The Turnout(45)



At last, Dara thought. At last he sees.

He looked at her. “We made a terrible mistake.”



* * *



*

    Mrs. Durant, we are very sorry,” Benny told her later, pulling up the subfloor with a crowbar. Everything smelled marshy, waterlogged. “We did everything we could.”

Dara said that she was sure he had.



* * *



*

Marie didn’t want to talk about it.

She told Charlie that Derek had nearly been hurt while trying to stanch the leak, a pipe hitting his head, spraying scalding water over him, his arm pink and blistered.

“What a shame,” Charlie said dryly. “You would think a contractor would know better.”

There was something thrilling about Charlie’s new chilliness.

But Marie didn’t seem to notice, plundering the ancient metal first-aid kit for ointments, salves.

As the day wore on, however, Dara noticed a new contentment on Marie’s face as she led her students through their barre work, through sur le cou-de-pied, Marie crouching beside her seven-year-olds, reaching over and manually adjusting their pink feet, squeezing the toes around the ankle.

“Wrap that leg, that foot. Like a scarf, you see? Rotate from your hip to your toenail. And no sickling, mes anges. Pristine pointed toes, s’il vous plait.”

Of course, Dara thought with a chill. She thinks now he’ll stay longer. She’s trapped him here in her sticky Marie web.



* * *



*

These things happen,” Derek explained to Charlie later. “But that’s what insurance is for.”

Dara could hear them in the back office, Derek’s big-man voice, his reassurances. She stood at the door, listening.

“Is that so?” Charlie said. “Because we don’t have that kind of insurance. We’re just a small business.”

“Don’t you worry, friend,” Derek said. “Between my liability insurance and your policy, we’ll be rock solid. I’ll talk to your adjuster myself. Bambi and I go way back. Hasn’t everything worked out so far?”

“What, like the flood?”

“Listen,” Derek said, “I hear your worry. But I’m gonna do you right, friend. That’s a promise. I’m gonna do you right. And your wife. And, of course, your sister-in-law. All of you.”

It felt like a sucker pledge, a con man’s guarantee. But then also something else.

And your wife. And, of course, your sister-in-law.

Charlie didn’t say anything. Dara thought she could hear him through the door, breathing.



* * *



*

We have to fire him,” Dara said later. “You see it now. How he is. We have to fire him.”

Charlie looked at her, then leaned back into his chair.

“In the middle of Nutcracker season?”

“That’s exactly why we need to fire him,” Dara said. “Fires, floods. Why wait for the locusts? We can’t get through the season like this.”

“I’m not any happier about it than you are, but I don’t see what choice we have. Do you want to spend the day calling up new contractors? Getting bids? Starting from scratch?”

Dara didn’t say anything. She was looking at the new raft of Nutcracker bills on the desk. The costume rentals, the tailoring services, the backdrop rental, the photographer, a new sound technician this year, the heaping mound of pointe shoes and on and on.

“He says he’s going to front us all the expenses,” Charlie said.

“To pay for the damage he did?” Dara said. “And why would he do that?”

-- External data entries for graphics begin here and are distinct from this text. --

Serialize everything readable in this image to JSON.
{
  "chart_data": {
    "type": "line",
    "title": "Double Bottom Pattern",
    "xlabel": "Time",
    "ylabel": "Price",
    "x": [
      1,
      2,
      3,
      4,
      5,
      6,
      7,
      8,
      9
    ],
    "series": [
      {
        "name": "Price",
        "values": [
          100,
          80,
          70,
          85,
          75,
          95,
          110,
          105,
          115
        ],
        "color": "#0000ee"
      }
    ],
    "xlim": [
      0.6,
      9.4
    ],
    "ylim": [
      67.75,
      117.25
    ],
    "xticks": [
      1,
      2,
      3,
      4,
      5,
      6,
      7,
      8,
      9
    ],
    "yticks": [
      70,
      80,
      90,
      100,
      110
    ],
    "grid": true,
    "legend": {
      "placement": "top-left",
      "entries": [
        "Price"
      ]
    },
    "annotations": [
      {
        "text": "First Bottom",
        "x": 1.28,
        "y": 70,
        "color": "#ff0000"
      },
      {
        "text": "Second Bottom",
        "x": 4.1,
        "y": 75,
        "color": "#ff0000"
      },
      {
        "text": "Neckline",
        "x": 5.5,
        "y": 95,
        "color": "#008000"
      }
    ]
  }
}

“Because he quote-unquote trusts us,” Charlie said wryly. “That’s what he said.”

Dara’s head was still throbbing from last night’s yellow-and-green pills, from Marie’s impish laughter all day, that mood she’d been in, flittering around her six-year-olds like she was one of them, loud and silly as she showed them how to scurry, paws in the air, as the Nutcracker mice.

Marie, who seemed elated at the setback that would keep her lover on-site for even longer, for what seemed to Dara to be an infinite time. She could nearly picture Marie taking the hammer she used to demolish her pointe shoes and punching it into that pipe itself.

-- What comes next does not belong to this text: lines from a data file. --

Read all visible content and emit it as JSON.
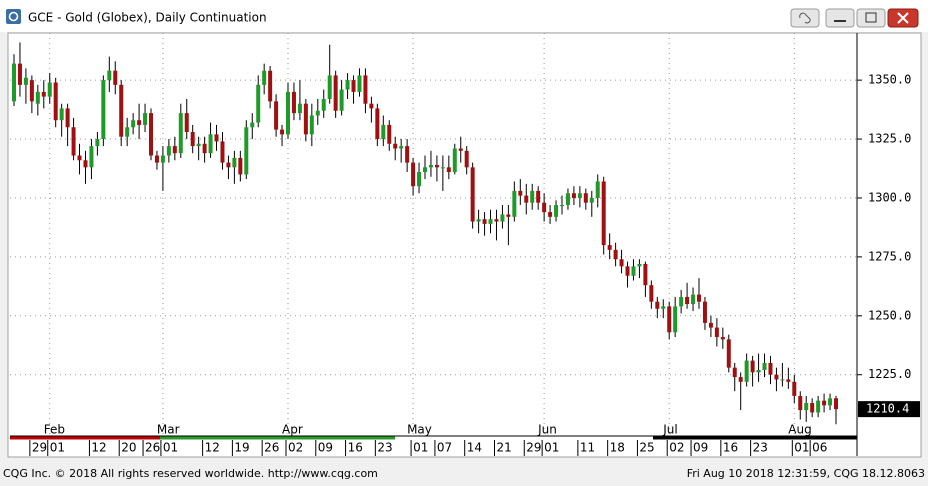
{
  "chart_data": {
    "type": "candlestick",
    "title": "GCE - Gold (Globex), Daily Continuation",
    "ohlc": [
      [
        1341,
        1361,
        1339,
        1357
      ],
      [
        1357,
        1366,
        1343,
        1348
      ],
      [
        1348,
        1355,
        1340,
        1351
      ],
      [
        1350,
        1352,
        1336,
        1341
      ],
      [
        1340,
        1348,
        1335,
        1345
      ],
      [
        1345,
        1350,
        1338,
        1343
      ],
      [
        1343,
        1353,
        1340,
        1349
      ],
      [
        1349,
        1351,
        1330,
        1333
      ],
      [
        1333,
        1340,
        1326,
        1338
      ],
      [
        1338,
        1340,
        1322,
        1330
      ],
      [
        1330,
        1334,
        1316,
        1318
      ],
      [
        1318,
        1323,
        1310,
        1316
      ],
      [
        1316,
        1320,
        1306,
        1313
      ],
      [
        1313,
        1325,
        1308,
        1322
      ],
      [
        1322,
        1328,
        1318,
        1325
      ],
      [
        1325,
        1352,
        1322,
        1350
      ],
      [
        1350,
        1360,
        1345,
        1354
      ],
      [
        1354,
        1358,
        1344,
        1348
      ],
      [
        1348,
        1350,
        1322,
        1326
      ],
      [
        1326,
        1334,
        1322,
        1330
      ],
      [
        1330,
        1336,
        1327,
        1333
      ],
      [
        1333,
        1340,
        1325,
        1331
      ],
      [
        1331,
        1340,
        1328,
        1336
      ],
      [
        1336,
        1338,
        1316,
        1318
      ],
      [
        1318,
        1320,
        1312,
        1315
      ],
      [
        1315,
        1322,
        1303,
        1318
      ],
      [
        1318,
        1325,
        1315,
        1322
      ],
      [
        1322,
        1326,
        1316,
        1319
      ],
      [
        1319,
        1340,
        1317,
        1336
      ],
      [
        1336,
        1342,
        1325,
        1328
      ],
      [
        1328,
        1331,
        1319,
        1322
      ],
      [
        1322,
        1326,
        1316,
        1323
      ],
      [
        1323,
        1326,
        1315,
        1319
      ],
      [
        1319,
        1332,
        1317,
        1327
      ],
      [
        1327,
        1331,
        1320,
        1324
      ],
      [
        1324,
        1328,
        1312,
        1315
      ],
      [
        1315,
        1318,
        1308,
        1313
      ],
      [
        1313,
        1320,
        1306,
        1317
      ],
      [
        1317,
        1320,
        1307,
        1310
      ],
      [
        1310,
        1333,
        1308,
        1330
      ],
      [
        1330,
        1336,
        1325,
        1332
      ],
      [
        1332,
        1352,
        1330,
        1348
      ],
      [
        1348,
        1357,
        1344,
        1354
      ],
      [
        1354,
        1356,
        1338,
        1341
      ],
      [
        1341,
        1344,
        1326,
        1329
      ],
      [
        1329,
        1331,
        1322,
        1327
      ],
      [
        1327,
        1349,
        1325,
        1345
      ],
      [
        1345,
        1349,
        1333,
        1336
      ],
      [
        1336,
        1350,
        1333,
        1340
      ],
      [
        1340,
        1342,
        1324,
        1327
      ],
      [
        1327,
        1340,
        1322,
        1335
      ],
      [
        1335,
        1342,
        1331,
        1337
      ],
      [
        1337,
        1346,
        1334,
        1342
      ],
      [
        1342,
        1365,
        1340,
        1352
      ],
      [
        1352,
        1354,
        1334,
        1337
      ],
      [
        1337,
        1350,
        1335,
        1346
      ],
      [
        1346,
        1353,
        1342,
        1350
      ],
      [
        1350,
        1352,
        1340,
        1345
      ],
      [
        1345,
        1355,
        1343,
        1352
      ],
      [
        1352,
        1355,
        1336,
        1340
      ],
      [
        1340,
        1343,
        1332,
        1338
      ],
      [
        1338,
        1340,
        1322,
        1325
      ],
      [
        1325,
        1335,
        1322,
        1331
      ],
      [
        1331,
        1333,
        1320,
        1323
      ],
      [
        1323,
        1326,
        1316,
        1321
      ],
      [
        1321,
        1325,
        1315,
        1322
      ],
      [
        1322,
        1325,
        1311,
        1315
      ],
      [
        1315,
        1317,
        1301,
        1305
      ],
      [
        1305,
        1315,
        1302,
        1311
      ],
      [
        1311,
        1318,
        1308,
        1313
      ],
      [
        1313,
        1320,
        1309,
        1314
      ],
      [
        1314,
        1318,
        1307,
        1313
      ],
      [
        1313,
        1318,
        1303,
        1313
      ],
      [
        1313,
        1318,
        1308,
        1311
      ],
      [
        1311,
        1323,
        1310,
        1321
      ],
      [
        1321,
        1326,
        1315,
        1320
      ],
      [
        1320,
        1322,
        1310,
        1313
      ],
      [
        1313,
        1315,
        1287,
        1290
      ],
      [
        1290,
        1295,
        1285,
        1291
      ],
      [
        1291,
        1294,
        1284,
        1289
      ],
      [
        1289,
        1295,
        1285,
        1291
      ],
      [
        1291,
        1295,
        1282,
        1290
      ],
      [
        1290,
        1297,
        1287,
        1293
      ],
      [
        1293,
        1297,
        1280,
        1292
      ],
      [
        1292,
        1307,
        1290,
        1303
      ],
      [
        1303,
        1308,
        1297,
        1301
      ],
      [
        1301,
        1306,
        1293,
        1298
      ],
      [
        1298,
        1306,
        1295,
        1303
      ],
      [
        1303,
        1305,
        1295,
        1298
      ],
      [
        1298,
        1302,
        1290,
        1294
      ],
      [
        1294,
        1297,
        1289,
        1292
      ],
      [
        1292,
        1299,
        1290,
        1297
      ],
      [
        1297,
        1301,
        1293,
        1297
      ],
      [
        1297,
        1304,
        1295,
        1302
      ],
      [
        1302,
        1305,
        1297,
        1300
      ],
      [
        1300,
        1305,
        1296,
        1302
      ],
      [
        1302,
        1304,
        1295,
        1298
      ],
      [
        1298,
        1303,
        1292,
        1300
      ],
      [
        1300,
        1310,
        1296,
        1307
      ],
      [
        1307,
        1309,
        1276,
        1280
      ],
      [
        1280,
        1285,
        1274,
        1278
      ],
      [
        1278,
        1281,
        1271,
        1274
      ],
      [
        1274,
        1278,
        1268,
        1271
      ],
      [
        1271,
        1273,
        1262,
        1267
      ],
      [
        1267,
        1274,
        1265,
        1271
      ],
      [
        1271,
        1274,
        1266,
        1272
      ],
      [
        1272,
        1273,
        1258,
        1263
      ],
      [
        1263,
        1265,
        1253,
        1256
      ],
      [
        1256,
        1258,
        1249,
        1253
      ],
      [
        1253,
        1257,
        1249,
        1254
      ],
      [
        1254,
        1256,
        1240,
        1243
      ],
      [
        1243,
        1258,
        1241,
        1254
      ],
      [
        1254,
        1261,
        1251,
        1258
      ],
      [
        1258,
        1264,
        1253,
        1255
      ],
      [
        1255,
        1262,
        1252,
        1259
      ],
      [
        1259,
        1266,
        1253,
        1256
      ],
      [
        1256,
        1258,
        1244,
        1247
      ],
      [
        1247,
        1250,
        1241,
        1245
      ],
      [
        1245,
        1249,
        1237,
        1241
      ],
      [
        1241,
        1245,
        1236,
        1240
      ],
      [
        1240,
        1242,
        1226,
        1228
      ],
      [
        1228,
        1230,
        1218,
        1224
      ],
      [
        1224,
        1226,
        1210,
        1222
      ],
      [
        1222,
        1234,
        1220,
        1231
      ],
      [
        1231,
        1233,
        1220,
        1226
      ],
      [
        1226,
        1234,
        1222,
        1227
      ],
      [
        1227,
        1234,
        1224,
        1230
      ],
      [
        1230,
        1233,
        1221,
        1225
      ],
      [
        1225,
        1228,
        1218,
        1223
      ],
      [
        1223,
        1230,
        1220,
        1223
      ],
      [
        1223,
        1228,
        1219,
        1222
      ],
      [
        1222,
        1225,
        1213,
        1216
      ],
      [
        1216,
        1218,
        1206,
        1210
      ],
      [
        1210,
        1216,
        1205,
        1213
      ],
      [
        1213,
        1215,
        1207,
        1209
      ],
      [
        1209,
        1216,
        1207,
        1214
      ],
      [
        1214,
        1217,
        1209,
        1212
      ],
      [
        1212,
        1217,
        1210,
        1215
      ],
      [
        1215,
        1216,
        1204,
        1210.4
      ]
    ],
    "categories": [
      null,
      null,
      null,
      "29",
      null,
      null,
      "01",
      null,
      null,
      null,
      null,
      null,
      null,
      "12",
      null,
      null,
      null,
      null,
      "20",
      null,
      null,
      null,
      "26",
      null,
      null,
      "01",
      null,
      null,
      null,
      null,
      null,
      null,
      "12",
      null,
      null,
      null,
      null,
      "19",
      null,
      null,
      null,
      null,
      "26",
      null,
      null,
      null,
      "02",
      null,
      null,
      null,
      null,
      "09",
      null,
      null,
      null,
      null,
      "16",
      null,
      null,
      null,
      null,
      "23",
      null,
      null,
      null,
      null,
      null,
      "01",
      null,
      null,
      null,
      "07",
      null,
      null,
      null,
      null,
      "14",
      null,
      null,
      null,
      null,
      "21",
      null,
      null,
      null,
      null,
      "29",
      null,
      null,
      "01",
      null,
      null,
      null,
      null,
      null,
      "11",
      null,
      null,
      null,
      null,
      "18",
      null,
      null,
      null,
      null,
      "25",
      null,
      null,
      null,
      null,
      "02",
      null,
      null,
      null,
      "09",
      null,
      null,
      null,
      null,
      "16",
      null,
      null,
      null,
      null,
      "23",
      null,
      null,
      null,
      null,
      null,
      null,
      "01",
      null,
      null,
      "06",
      null,
      null,
      null,
      null
    ],
    "months": [
      {
        "value": 6,
        "label": "Feb"
      },
      {
        "value": 25,
        "label": "Mar"
      },
      {
        "value": 46,
        "label": "Apr"
      },
      {
        "value": 67,
        "label": "May"
      },
      {
        "value": 89,
        "label": "Jun"
      },
      {
        "value": 110,
        "label": "Jul"
      },
      {
        "value": 131,
        "label": "Aug"
      }
    ],
    "ylim": [
      1199,
      1370
    ],
    "yticks": [
      {
        "value": 1225,
        "label": "1225.0"
      },
      {
        "value": 1250,
        "label": "1250.0"
      },
      {
        "value": 1275,
        "label": "1275.0"
      },
      {
        "value": 1300,
        "label": "1300.0"
      },
      {
        "value": 1325,
        "label": "1325.0"
      },
      {
        "value": 1350,
        "label": "1350.0"
      }
    ],
    "grid": true,
    "up_color": "#1f9a2a",
    "down_color": "#a01010"
  },
  "footer": {
    "left": "CQG Inc. © 2018 All rights reserved worldwide. http://www.cqg.com",
    "right": "Fri Aug 10 2018 12:31:59, CQG 18.12.8063"
  }
}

“He trusts us,” Dara said coolly. “Lucky us.”



* * *



*

The flood became an excuse for chaos, for falling behind. For a huddle of Level IVs dawdling in the changing room, for the Neuman sisters sneaking out for a donut from the deli, for the contraband gum Dara found stuck to her studio floor, purple and obscene looking and leading to a fruitless sweep of all students’ cubbies that took another twenty minutes from their day.

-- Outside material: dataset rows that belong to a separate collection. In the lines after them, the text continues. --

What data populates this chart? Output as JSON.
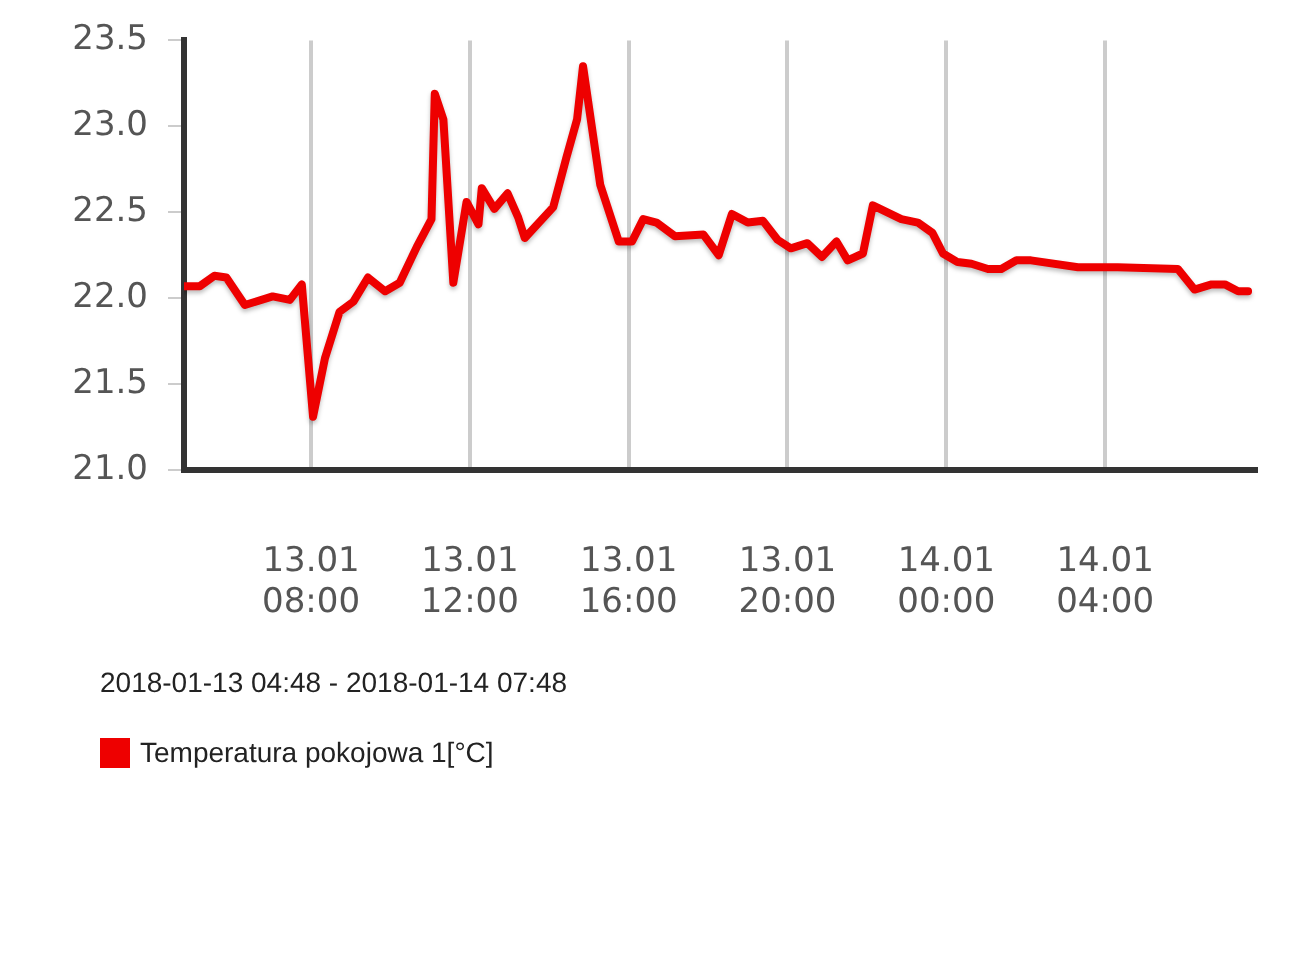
{
  "chart_data": {
    "type": "line",
    "annotations": [
      "2018-01-13 04:48 - 2018-01-14 07:48"
    ],
    "x": [
      "2018-01-13T04:48",
      "2018-01-13T05:12",
      "2018-01-13T05:34",
      "2018-01-13T05:52",
      "2018-01-13T06:20",
      "2018-01-13T07:02",
      "2018-01-13T07:28",
      "2018-01-13T07:46",
      "2018-01-13T08:03",
      "2018-01-13T08:21",
      "2018-01-13T08:43",
      "2018-01-13T09:04",
      "2018-01-13T09:26",
      "2018-01-13T09:52",
      "2018-01-13T10:14",
      "2018-01-13T10:40",
      "2018-01-13T11:02",
      "2018-01-13T11:07",
      "2018-01-13T11:20",
      "2018-01-13T11:35",
      "2018-01-13T11:55",
      "2018-01-13T12:13",
      "2018-01-13T12:18",
      "2018-01-13T12:37",
      "2018-01-13T12:57",
      "2018-01-13T13:13",
      "2018-01-13T13:23",
      "2018-01-13T14:06",
      "2018-01-13T14:26",
      "2018-01-13T14:42",
      "2018-01-13T14:51",
      "2018-01-13T15:17",
      "2018-01-13T15:45",
      "2018-01-13T16:05",
      "2018-01-13T16:22",
      "2018-01-13T16:42",
      "2018-01-13T17:10",
      "2018-01-13T17:53",
      "2018-01-13T18:16",
      "2018-01-13T18:36",
      "2018-01-13T19:00",
      "2018-01-13T19:23",
      "2018-01-13T19:45",
      "2018-01-13T20:05",
      "2018-01-13T20:30",
      "2018-01-13T20:52",
      "2018-01-13T21:14",
      "2018-01-13T21:31",
      "2018-01-13T21:54",
      "2018-01-13T22:09",
      "2018-01-13T22:52",
      "2018-01-13T23:17",
      "2018-01-13T23:39",
      "2018-01-13T23:55",
      "2018-01-14T00:17",
      "2018-01-14T00:38",
      "2018-01-14T01:03",
      "2018-01-14T01:23",
      "2018-01-14T01:46",
      "2018-01-14T02:08",
      "2018-01-14T03:19",
      "2018-01-14T04:19",
      "2018-01-14T05:50",
      "2018-01-14T06:15",
      "2018-01-14T06:41",
      "2018-01-14T07:01",
      "2018-01-14T07:21",
      "2018-01-14T07:36"
    ],
    "series": [
      {
        "name": "Temperatura pokojowa 1[°C]",
        "color": "#ee0000",
        "values": [
          22.07,
          22.07,
          22.13,
          22.12,
          21.96,
          22.01,
          21.99,
          22.08,
          21.31,
          21.65,
          21.92,
          21.98,
          22.12,
          22.04,
          22.09,
          22.3,
          22.46,
          23.19,
          23.04,
          22.09,
          22.56,
          22.43,
          22.64,
          22.52,
          22.61,
          22.47,
          22.35,
          22.53,
          22.82,
          23.04,
          23.35,
          22.66,
          22.33,
          22.33,
          22.46,
          22.44,
          22.36,
          22.37,
          22.25,
          22.49,
          22.44,
          22.45,
          22.34,
          22.29,
          22.32,
          22.24,
          22.33,
          22.22,
          22.26,
          22.54,
          22.46,
          22.44,
          22.38,
          22.26,
          22.21,
          22.2,
          22.17,
          22.17,
          22.22,
          22.22,
          22.18,
          22.18,
          22.17,
          22.05,
          22.08,
          22.08,
          22.04,
          22.04
        ]
      }
    ],
    "xlim": [
      "2018-01-13T04:48",
      "2018-01-14T07:48"
    ],
    "xticks": [
      {
        "value": "2018-01-13T08:00",
        "label": "13.01 08:00"
      },
      {
        "value": "2018-01-13T12:00",
        "label": "13.01 12:00"
      },
      {
        "value": "2018-01-13T16:00",
        "label": "13.01 16:00"
      },
      {
        "value": "2018-01-13T20:00",
        "label": "13.01 20:00"
      },
      {
        "value": "2018-01-14T00:00",
        "label": "14.01 00:00"
      },
      {
        "value": "2018-01-14T04:00",
        "label": "14.01 04:00"
      }
    ],
    "ylim": [
      21,
      23.5
    ],
    "yticks": [
      {
        "value": 21,
        "label": "21.0"
      },
      {
        "value": 21.5,
        "label": "21.5"
      },
      {
        "value": 22,
        "label": "22.0"
      },
      {
        "value": 22.5,
        "label": "22.5"
      },
      {
        "value": 23,
        "label": "23.0"
      },
      {
        "value": 23.5,
        "label": "23.5"
      }
    ],
    "grid": "x",
    "legend": "bottom",
    "marker": "none",
    "line_style": "solid"
  }
}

This was why you needed routine, rigidity, timeliness. One slip, a wrist turned too far, a pointe shoe sliding from a dancer’s heel, a faulty space heater, and everything could change in an instant. Everything could fall apart.

“Eyes in front! Attention!” Dara said firmly, her ten-year-olds distracted, whispering to one another between exercises. Grave looks and rolling eyes.

“Is this it?” Dara said, folding her arms, giving them all a look, walking alongside them, their legs like pink pistils trembling. “Is this what you intend to do onstage, with hundreds of audience members, all dressed up in suits and ties and holiday velvet? Because I have a studio full of Level Threes who would be happy to take your spots.”